Carbon monoxide, often called CO, is a poisonous gas that you cannot see, smell, or taste. It can come from furnaces, gas stoves, fireplaces, water heaters, generators, or cars when fuel does not burn completely. CO safety matters because people may be exposed while sleeping or relaxing without noticing any warning signs.
A working carbon monoxide alarm is one of the most important tools for preventing injury or death.
Key Facts
- CO forms when carbon fuels burn without enough oxygen: 2C + O2 = 2CO.
- Carbon monoxide binds to hemoglobin about 200 times more strongly than oxygen does.
- Symptoms can include headache, dizziness, weakness, nausea, confusion, chest pain, and fainting.
- Never use a generator, grill, camp stove, or gasoline engine inside a home, garage, basement, or near an open window.
- Install CO alarms on every level of the home and near sleeping areas, and test them monthly.

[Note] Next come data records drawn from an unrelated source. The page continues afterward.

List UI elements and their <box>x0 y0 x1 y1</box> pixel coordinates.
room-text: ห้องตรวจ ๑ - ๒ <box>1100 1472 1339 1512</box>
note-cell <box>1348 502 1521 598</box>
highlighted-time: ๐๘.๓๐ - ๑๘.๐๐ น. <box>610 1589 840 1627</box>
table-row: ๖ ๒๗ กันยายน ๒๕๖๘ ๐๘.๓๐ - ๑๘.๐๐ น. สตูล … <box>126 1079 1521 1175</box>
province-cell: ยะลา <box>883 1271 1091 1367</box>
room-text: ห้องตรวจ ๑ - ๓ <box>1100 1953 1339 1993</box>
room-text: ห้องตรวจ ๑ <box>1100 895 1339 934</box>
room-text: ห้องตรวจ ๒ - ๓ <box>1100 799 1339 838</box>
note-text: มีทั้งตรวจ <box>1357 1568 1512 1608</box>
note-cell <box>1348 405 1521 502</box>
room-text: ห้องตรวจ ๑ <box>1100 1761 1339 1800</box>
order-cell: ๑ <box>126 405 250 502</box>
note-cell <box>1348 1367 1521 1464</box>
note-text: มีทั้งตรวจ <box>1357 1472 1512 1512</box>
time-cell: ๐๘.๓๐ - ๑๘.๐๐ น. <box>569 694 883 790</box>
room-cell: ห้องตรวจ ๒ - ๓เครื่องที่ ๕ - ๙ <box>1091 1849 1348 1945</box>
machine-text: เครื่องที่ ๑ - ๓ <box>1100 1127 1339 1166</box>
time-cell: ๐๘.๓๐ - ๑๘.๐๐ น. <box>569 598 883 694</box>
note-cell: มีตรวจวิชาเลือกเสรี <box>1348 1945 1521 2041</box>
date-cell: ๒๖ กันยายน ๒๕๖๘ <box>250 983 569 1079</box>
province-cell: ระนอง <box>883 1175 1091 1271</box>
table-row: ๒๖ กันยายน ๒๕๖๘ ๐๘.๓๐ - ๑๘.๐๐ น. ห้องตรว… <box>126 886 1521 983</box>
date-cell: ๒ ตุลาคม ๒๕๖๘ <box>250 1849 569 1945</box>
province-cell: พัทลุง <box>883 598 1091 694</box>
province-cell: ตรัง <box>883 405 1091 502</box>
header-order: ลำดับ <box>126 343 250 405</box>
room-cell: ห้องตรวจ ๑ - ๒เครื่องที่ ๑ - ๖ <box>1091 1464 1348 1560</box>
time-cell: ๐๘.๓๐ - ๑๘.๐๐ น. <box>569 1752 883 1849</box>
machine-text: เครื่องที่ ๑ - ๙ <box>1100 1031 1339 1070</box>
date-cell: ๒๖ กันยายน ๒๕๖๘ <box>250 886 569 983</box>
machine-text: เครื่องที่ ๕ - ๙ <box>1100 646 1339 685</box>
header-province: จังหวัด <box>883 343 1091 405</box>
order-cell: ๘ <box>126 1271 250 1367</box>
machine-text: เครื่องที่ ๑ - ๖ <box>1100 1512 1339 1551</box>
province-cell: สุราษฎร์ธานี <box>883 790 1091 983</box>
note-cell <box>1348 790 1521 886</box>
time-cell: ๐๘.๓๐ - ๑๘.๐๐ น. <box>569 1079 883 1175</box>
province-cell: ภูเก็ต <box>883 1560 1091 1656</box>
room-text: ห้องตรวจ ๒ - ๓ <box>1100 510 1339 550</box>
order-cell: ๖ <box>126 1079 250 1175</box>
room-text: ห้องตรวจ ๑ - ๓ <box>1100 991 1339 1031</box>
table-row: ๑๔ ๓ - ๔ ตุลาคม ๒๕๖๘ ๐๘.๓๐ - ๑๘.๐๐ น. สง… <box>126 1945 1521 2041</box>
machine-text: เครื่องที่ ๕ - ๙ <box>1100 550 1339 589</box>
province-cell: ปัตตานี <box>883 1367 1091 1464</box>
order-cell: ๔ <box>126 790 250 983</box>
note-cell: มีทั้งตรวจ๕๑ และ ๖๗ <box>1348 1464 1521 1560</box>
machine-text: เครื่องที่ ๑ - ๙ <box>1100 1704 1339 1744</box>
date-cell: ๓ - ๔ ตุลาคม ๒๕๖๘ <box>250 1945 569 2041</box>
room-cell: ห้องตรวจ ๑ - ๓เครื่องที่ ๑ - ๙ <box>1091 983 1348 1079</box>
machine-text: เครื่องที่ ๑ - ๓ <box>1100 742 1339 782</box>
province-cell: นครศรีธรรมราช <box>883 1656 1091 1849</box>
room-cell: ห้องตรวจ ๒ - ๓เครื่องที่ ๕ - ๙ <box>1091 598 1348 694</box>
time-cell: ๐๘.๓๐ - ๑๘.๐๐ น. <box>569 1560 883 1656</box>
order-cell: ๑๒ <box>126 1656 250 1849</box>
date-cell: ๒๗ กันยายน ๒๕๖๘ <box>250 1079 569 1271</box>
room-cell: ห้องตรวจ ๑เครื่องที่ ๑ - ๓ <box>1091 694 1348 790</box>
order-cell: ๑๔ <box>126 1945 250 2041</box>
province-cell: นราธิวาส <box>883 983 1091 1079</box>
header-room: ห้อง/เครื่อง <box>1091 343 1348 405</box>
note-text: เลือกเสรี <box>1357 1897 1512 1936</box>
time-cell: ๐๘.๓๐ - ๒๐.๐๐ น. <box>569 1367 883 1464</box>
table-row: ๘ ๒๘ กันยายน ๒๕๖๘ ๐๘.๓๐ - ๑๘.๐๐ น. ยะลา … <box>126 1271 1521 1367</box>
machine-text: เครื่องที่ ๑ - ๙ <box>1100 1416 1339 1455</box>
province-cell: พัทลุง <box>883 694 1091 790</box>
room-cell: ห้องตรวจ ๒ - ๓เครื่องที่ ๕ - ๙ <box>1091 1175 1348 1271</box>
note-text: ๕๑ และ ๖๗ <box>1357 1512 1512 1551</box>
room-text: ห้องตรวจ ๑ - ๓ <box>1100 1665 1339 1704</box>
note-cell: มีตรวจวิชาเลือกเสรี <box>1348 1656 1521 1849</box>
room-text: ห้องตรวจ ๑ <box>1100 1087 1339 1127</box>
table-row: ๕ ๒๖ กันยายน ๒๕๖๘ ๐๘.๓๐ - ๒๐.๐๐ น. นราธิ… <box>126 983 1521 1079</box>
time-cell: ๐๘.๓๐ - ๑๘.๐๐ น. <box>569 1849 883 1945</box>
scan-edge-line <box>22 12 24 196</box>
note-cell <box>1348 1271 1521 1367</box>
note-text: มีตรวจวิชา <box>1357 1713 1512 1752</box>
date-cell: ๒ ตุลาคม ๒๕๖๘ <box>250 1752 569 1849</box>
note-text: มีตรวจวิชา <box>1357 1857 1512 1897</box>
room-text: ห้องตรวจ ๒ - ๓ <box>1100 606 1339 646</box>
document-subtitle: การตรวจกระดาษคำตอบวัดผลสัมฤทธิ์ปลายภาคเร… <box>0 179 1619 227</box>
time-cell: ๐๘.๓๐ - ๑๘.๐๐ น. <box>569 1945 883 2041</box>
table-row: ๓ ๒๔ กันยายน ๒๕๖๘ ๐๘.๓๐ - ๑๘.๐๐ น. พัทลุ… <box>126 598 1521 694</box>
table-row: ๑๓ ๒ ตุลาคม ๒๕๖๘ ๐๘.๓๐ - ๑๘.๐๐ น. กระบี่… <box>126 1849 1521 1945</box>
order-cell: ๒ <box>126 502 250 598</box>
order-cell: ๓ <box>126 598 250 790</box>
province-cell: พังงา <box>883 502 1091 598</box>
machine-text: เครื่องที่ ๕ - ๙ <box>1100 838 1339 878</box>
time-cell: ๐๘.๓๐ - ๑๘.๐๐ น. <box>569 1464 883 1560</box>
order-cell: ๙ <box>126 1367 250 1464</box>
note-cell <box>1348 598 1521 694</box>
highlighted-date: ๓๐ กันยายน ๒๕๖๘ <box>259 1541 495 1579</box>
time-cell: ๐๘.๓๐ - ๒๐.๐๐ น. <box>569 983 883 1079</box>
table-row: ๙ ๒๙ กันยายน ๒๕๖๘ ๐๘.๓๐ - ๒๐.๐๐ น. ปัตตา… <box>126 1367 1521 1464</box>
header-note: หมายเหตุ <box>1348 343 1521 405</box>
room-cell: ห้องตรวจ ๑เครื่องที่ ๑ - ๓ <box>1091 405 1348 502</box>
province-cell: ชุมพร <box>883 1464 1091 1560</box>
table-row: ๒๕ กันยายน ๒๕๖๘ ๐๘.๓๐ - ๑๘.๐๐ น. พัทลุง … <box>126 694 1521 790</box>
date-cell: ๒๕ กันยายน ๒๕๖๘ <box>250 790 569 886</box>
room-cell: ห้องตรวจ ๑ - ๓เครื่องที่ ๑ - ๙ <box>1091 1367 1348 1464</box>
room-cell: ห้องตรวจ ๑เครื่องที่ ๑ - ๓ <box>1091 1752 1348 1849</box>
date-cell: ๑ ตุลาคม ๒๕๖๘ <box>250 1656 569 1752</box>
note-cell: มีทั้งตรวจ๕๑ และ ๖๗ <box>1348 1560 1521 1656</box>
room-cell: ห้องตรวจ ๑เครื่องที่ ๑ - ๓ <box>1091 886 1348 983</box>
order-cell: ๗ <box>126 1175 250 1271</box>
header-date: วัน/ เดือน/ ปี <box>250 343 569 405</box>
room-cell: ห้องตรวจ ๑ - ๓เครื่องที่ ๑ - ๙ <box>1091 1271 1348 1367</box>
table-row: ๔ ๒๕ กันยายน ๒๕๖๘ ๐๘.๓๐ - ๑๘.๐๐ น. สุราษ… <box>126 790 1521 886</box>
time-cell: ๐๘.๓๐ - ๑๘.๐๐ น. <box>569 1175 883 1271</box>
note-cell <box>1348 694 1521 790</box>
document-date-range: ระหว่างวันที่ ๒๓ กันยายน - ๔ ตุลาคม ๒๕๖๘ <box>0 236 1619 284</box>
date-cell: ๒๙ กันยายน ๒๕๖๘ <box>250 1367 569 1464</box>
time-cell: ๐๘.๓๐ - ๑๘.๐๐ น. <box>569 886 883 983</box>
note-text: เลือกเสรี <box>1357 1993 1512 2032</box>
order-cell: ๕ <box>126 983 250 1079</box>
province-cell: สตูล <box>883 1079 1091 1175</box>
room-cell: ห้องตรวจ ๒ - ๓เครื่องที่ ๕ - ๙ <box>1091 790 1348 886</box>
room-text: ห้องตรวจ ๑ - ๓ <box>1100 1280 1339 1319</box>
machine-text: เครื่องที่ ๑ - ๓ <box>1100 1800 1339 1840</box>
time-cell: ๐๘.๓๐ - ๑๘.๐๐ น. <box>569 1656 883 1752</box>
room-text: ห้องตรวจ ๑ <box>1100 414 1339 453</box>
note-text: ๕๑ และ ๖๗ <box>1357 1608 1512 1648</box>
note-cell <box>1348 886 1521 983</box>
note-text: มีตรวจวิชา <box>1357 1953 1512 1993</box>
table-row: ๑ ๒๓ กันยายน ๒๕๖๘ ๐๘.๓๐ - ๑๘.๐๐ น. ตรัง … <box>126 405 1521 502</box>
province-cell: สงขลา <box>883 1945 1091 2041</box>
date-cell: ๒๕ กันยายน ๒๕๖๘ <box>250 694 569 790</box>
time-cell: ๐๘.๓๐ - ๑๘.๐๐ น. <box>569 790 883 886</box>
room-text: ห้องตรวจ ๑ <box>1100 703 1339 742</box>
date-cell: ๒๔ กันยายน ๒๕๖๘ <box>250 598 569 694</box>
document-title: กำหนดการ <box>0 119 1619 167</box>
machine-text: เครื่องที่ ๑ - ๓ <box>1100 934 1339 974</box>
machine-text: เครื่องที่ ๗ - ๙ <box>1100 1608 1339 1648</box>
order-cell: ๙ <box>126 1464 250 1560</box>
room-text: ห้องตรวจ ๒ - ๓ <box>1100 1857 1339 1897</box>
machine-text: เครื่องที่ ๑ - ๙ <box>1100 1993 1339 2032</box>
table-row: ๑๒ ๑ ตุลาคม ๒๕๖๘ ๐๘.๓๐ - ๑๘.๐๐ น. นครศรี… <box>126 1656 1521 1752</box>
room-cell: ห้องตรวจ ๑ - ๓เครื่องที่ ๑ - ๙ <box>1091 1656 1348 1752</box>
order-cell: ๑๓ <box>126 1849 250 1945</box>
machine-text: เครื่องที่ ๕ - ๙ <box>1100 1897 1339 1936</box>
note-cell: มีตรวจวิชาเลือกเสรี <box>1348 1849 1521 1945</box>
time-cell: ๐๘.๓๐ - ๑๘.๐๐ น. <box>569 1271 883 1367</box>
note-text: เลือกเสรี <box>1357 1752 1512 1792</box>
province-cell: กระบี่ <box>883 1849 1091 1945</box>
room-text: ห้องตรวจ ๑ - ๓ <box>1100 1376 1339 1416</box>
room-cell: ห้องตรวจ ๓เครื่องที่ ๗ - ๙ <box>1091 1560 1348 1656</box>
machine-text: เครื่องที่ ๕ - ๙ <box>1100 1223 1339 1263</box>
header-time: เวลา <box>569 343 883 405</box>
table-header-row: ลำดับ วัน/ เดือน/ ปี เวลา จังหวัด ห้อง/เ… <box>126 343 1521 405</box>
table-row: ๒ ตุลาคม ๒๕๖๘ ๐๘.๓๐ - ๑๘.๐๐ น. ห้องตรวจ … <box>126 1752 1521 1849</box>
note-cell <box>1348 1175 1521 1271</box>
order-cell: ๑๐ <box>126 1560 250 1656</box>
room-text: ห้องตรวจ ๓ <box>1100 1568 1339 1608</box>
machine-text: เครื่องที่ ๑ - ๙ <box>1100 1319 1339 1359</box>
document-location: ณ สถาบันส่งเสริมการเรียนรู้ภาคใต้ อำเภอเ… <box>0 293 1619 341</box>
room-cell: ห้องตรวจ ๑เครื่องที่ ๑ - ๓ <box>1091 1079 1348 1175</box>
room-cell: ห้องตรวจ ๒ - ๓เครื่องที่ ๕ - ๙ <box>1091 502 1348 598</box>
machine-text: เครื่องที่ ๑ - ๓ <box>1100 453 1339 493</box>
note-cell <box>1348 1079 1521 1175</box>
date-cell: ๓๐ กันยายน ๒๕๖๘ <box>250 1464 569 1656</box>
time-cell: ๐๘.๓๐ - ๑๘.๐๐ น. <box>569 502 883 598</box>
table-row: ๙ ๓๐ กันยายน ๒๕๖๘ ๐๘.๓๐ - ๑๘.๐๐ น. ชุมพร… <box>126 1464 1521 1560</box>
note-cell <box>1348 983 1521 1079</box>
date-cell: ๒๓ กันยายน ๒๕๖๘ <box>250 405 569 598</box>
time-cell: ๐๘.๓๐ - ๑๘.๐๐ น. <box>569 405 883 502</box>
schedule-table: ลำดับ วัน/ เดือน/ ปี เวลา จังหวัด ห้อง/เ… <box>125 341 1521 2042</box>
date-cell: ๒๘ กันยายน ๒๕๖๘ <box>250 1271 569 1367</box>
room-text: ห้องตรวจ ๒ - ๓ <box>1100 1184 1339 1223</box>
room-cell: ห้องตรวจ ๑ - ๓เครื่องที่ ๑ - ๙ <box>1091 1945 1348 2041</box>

- If a CO alarm sounds, leave the building immediately, call emergency services, and do not reenter until professionals say it is safe.
Vocabulary
- Carbon monoxide
- Carbon monoxide is a colorless, odorless, poisonous gas produced when fuels such as gas, oil, wood, charcoal, or gasoline burn incompletely.
- Incomplete combustion
- Incomplete combustion is burning that happens when there is not enough oxygen, producing carbon monoxide instead of only carbon dioxide.
- Hemoglobin
- Hemoglobin is the protein in red blood cells that normally carries oxygen through the body.
- Ventilation
- Ventilation is the movement of fresh air into a space and polluted air out of it.
- CO alarm
- A CO alarm is a safety device that detects carbon monoxide and sounds a warning before dangerous exposure continues.
Common Mistakes to Avoid
- Ignoring a CO alarm, then waiting to see if symptoms appear. This is dangerous because CO can disable judgment and cause unconsciousness before a person realizes what is happening.
- Running a generator in a garage with the door open. This is wrong because CO can still build up and move into the home through doors, vents, cracks, or windows.
- Assuming carbon monoxide has a smell like natural gas. This is wrong because CO itself is odorless, and only special alarms can reliably warn people of its presence.
- Placing CO alarms only in the basement near the furnace. This is unsafe because CO can spread through the entire home, so alarms should be on every level and near sleeping areas.
Practice Questions
- 1 A home has 3 floors, including a basement. If safety guidance calls for at least one CO alarm on every level and one near sleeping areas, and the sleeping area is on the second floor, what is the minimum number of CO alarms needed if the second-floor alarm can count for that sleeping area?
- 2 A student tests a CO alarm once each month. How many tests should be completed in 2 years?
- 3 A family is using a portable generator after a storm. Explain why placing it in an attached garage with the garage door open is still unsafe, and describe the safer action they should take.